In her suit, Kelly Karch, who became a full time animal control officer in March 2012, said that she was paid $23,689.71 in 2012 even though the Township’s salary ordinance required her pay to be between $36,530.22 and $58,950.06. She claimed that being female was a “motivating factor” for the Township’s decision to pay her less.
The case is captioned Karch v. Stafford, Docket No. OCN-L-2093-13 and Karch’s attorney was Kevin M. Costello of Mount Laurel. Case documents are on-line here.
The settlement agreement contains a confidentiality clause, which prevents the parties to the suit from publicly disclosing the settlement terms. Fortunately, however, these confidentiality clauses do not trump the public’s right to obtain copies of settlement agreements that arise out of lawsuits in which a government agency or official is a defendant.

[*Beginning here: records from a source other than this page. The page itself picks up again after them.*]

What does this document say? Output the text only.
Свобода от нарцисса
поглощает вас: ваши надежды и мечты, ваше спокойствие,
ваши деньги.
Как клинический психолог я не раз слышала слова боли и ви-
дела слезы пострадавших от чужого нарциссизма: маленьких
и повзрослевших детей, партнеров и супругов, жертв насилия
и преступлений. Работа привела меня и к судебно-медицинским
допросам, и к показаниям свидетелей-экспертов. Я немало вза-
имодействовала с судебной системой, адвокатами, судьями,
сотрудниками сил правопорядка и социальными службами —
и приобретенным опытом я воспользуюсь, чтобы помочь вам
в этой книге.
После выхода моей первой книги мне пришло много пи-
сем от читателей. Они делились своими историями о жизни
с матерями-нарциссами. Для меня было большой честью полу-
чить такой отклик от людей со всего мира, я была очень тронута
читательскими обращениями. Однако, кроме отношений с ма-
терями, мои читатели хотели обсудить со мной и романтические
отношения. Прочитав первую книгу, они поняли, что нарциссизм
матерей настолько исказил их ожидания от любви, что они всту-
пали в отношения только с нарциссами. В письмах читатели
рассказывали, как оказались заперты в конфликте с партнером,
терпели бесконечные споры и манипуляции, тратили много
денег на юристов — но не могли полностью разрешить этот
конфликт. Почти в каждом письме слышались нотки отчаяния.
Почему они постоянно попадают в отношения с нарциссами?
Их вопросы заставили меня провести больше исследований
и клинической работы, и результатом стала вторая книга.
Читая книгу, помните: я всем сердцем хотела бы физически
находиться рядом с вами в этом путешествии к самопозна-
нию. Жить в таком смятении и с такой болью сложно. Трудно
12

None of Karch’s allegations have been proven or disproven in court. The settlement agreement resolution expressly states that the $20,000 payment does not constitute an admission of wrongdoing by Stafford or any of its officials. All that is known for sure is that Stafford or its insurer, for whatever reason, decided that it would rather pay Karch $20,000 than take the matter to trial. Perhaps the defendants’ decision to settle was done to save further legal expense and the costs of trying what were in fact exaggerated or meritless claims. Or, perhaps the claims were true and the defendants wanted to avoid being embarrassed at trial. This is the problem when cases settle before trial–it is impossible to know the truth of what really happened.